The older man had done little to actually help Warren or teach him about the business. Warren had simply listened in on his client calls with a “trainee phone,” a handset with no microphone. He was surprised that Dougherty generally read sales memos—the marketing materials prepared by the trading desks—verbatim over the phone. Warren soon realized that his mentor actually understood little about the intricacies of the products he sold. Dougherty relied almost completely on the traders and research to tell him what to say. Bill almost never stayed past five fifteen in the evening. Warren seldom left before seven, and research and finance analysts seemed never to go home.

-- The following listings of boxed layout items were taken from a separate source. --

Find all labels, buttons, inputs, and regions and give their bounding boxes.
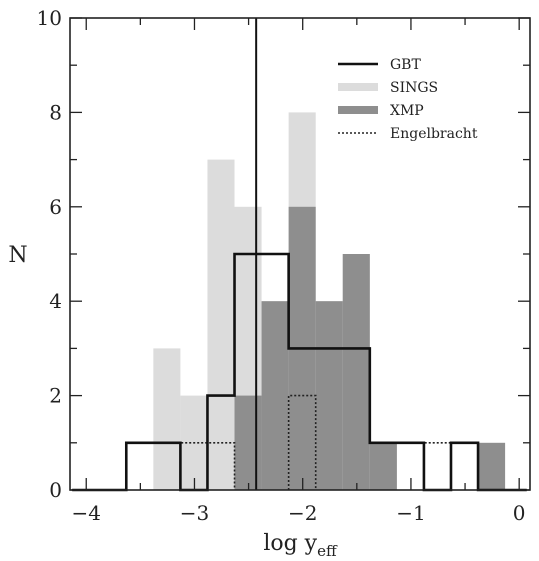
step-histograms — [72, 252, 527, 492]
y-tick-labels: 0 2 4 6 8 10 — [37, 6, 62, 502]
y-tick-label: 4 — [49, 289, 62, 313]
sings-bar-0 — [153, 348, 181, 490]
sings-legend-label: SINGS — [390, 80, 438, 96]
x-tick-label: −1 — [396, 501, 425, 525]
x-tick-label: 0 — [513, 501, 526, 525]
gbt-legend-label: GBT — [390, 57, 421, 73]
xmp-bar-0 — [234, 395, 262, 490]
x-tick-label: −2 — [288, 501, 317, 525]
engelbracht-bin-1 — [287, 394, 317, 490]
x-axis-title-main: log y — [263, 531, 317, 556]
xmp-legend-label: XMP — [390, 103, 424, 119]
sings-bar-2 — [207, 159, 235, 490]
y-tick-label: 10 — [37, 6, 62, 30]
engelbracht-bin-0 — [179, 442, 236, 490]
y-tick-label: 8 — [49, 100, 62, 124]
y-axis-title: N — [8, 243, 27, 268]
y-tick-label: 2 — [49, 384, 62, 408]
y-tick-label: 0 — [49, 478, 62, 502]
xmp-bar-5 — [369, 442, 397, 490]
axis-ticks — [70, 17, 530, 491]
filled-histograms — [153, 112, 506, 491]
xmp-bar-1 — [261, 301, 289, 490]
legend: GBT SINGS XMP Engelbracht — [338, 57, 478, 142]
x-tick-label: −3 — [180, 501, 209, 525]
xmp-bar-3 — [315, 301, 343, 490]
x-axis-title: log yeff — [263, 531, 338, 560]
x-tick-labels: −4 −3 −2 −1 0 — [71, 501, 525, 525]
y-tick-label: 6 — [49, 195, 62, 219]
x-tick-label: −4 — [71, 501, 100, 525]
engelbracht-legend-label: Engelbracht — [390, 126, 478, 142]
gbt-step-line — [72, 252, 527, 492]
xmp-bar-4 — [342, 254, 370, 490]
engelbracht-bin-2 — [423, 442, 452, 490]
x-axis-title-subscript: eff — [317, 542, 338, 560]
xmp-bar-6 — [478, 442, 506, 490]
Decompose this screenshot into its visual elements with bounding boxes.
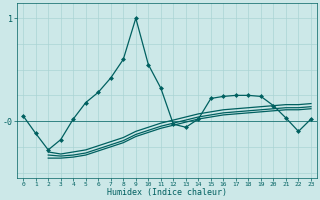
X-axis label: Humidex (Indice chaleur): Humidex (Indice chaleur) [107,188,227,197]
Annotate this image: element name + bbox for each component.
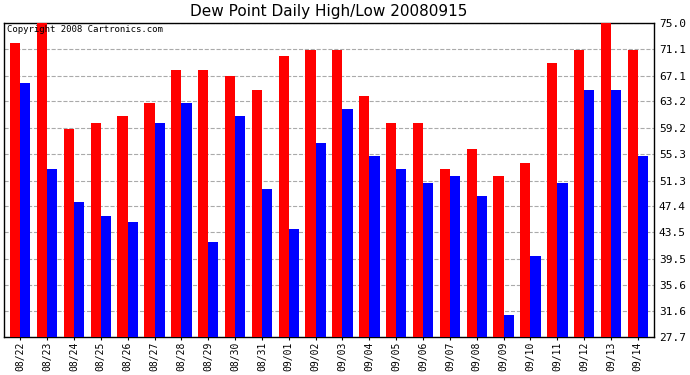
Bar <box>440 169 450 337</box>
Bar <box>584 90 594 337</box>
Bar <box>369 156 380 337</box>
Bar <box>289 229 299 337</box>
Bar <box>90 123 101 337</box>
Title: Dew Point Daily High/Low 20080915: Dew Point Daily High/Low 20080915 <box>190 4 468 19</box>
Bar <box>144 103 155 337</box>
Text: Copyright 2008 Cartronics.com: Copyright 2008 Cartronics.com <box>8 25 164 34</box>
Bar <box>279 56 289 337</box>
Bar <box>235 116 245 337</box>
Bar <box>198 70 208 337</box>
Bar <box>208 242 219 337</box>
Bar <box>181 103 192 337</box>
Bar <box>37 23 47 337</box>
Bar <box>333 50 342 337</box>
Bar <box>342 110 353 337</box>
Bar <box>477 196 487 337</box>
Bar <box>10 43 20 337</box>
Bar <box>601 16 611 337</box>
Bar <box>306 50 315 337</box>
Bar <box>628 50 638 337</box>
Bar <box>128 222 138 337</box>
Bar <box>531 256 541 337</box>
Bar <box>74 202 84 337</box>
Bar <box>450 176 460 337</box>
Bar <box>423 183 433 337</box>
Bar <box>574 50 584 337</box>
Bar <box>611 90 621 337</box>
Bar <box>171 70 181 337</box>
Bar <box>558 183 567 337</box>
Bar <box>252 90 262 337</box>
Bar <box>262 189 272 337</box>
Bar <box>155 123 165 337</box>
Bar <box>638 156 648 337</box>
Bar <box>466 149 477 337</box>
Bar <box>117 116 128 337</box>
Bar <box>493 176 504 337</box>
Bar <box>101 216 111 337</box>
Bar <box>413 123 423 337</box>
Bar <box>315 142 326 337</box>
Bar <box>225 76 235 337</box>
Bar <box>63 129 74 337</box>
Bar <box>47 169 57 337</box>
Bar <box>520 163 531 337</box>
Bar <box>359 96 369 337</box>
Bar <box>386 123 396 337</box>
Bar <box>396 169 406 337</box>
Bar <box>547 63 558 337</box>
Bar <box>504 315 514 337</box>
Bar <box>20 83 30 337</box>
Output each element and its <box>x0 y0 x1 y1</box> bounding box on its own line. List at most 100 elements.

Warren put the folders under his desk and walked out toward the small trading-floor cafeteria for a cup of coffee. The kiosk accommodated two large coffee urns and a refrigerated display case for sandwiches and soft drinks., plus a table with a hot entrée and soup each day. Everything was fresh and excellent. Warren plucked a foam cup out of the dispenser and opted for decaf.

“What’s the point of unleaded? Don’t tell me you like the taste.” Anson Combes had come up behind Warren and was waiting his turn.

“Huh? Oh, hey, Anson. Nah, I’m on natural stimulants. Rent. Car. Utilities. Caffeine’s overkill. I’m just cold from the damn vent over my desk.”

“Well, you could do what Bill does and get yourself a nice cardigan sweater. Looks like he’s playing golf out there. Maybe he
is
playing golf.” It seemed to be impossible even to trade small talk with Combes without him insulting someone. Dougherty’s cardigans were part of his image.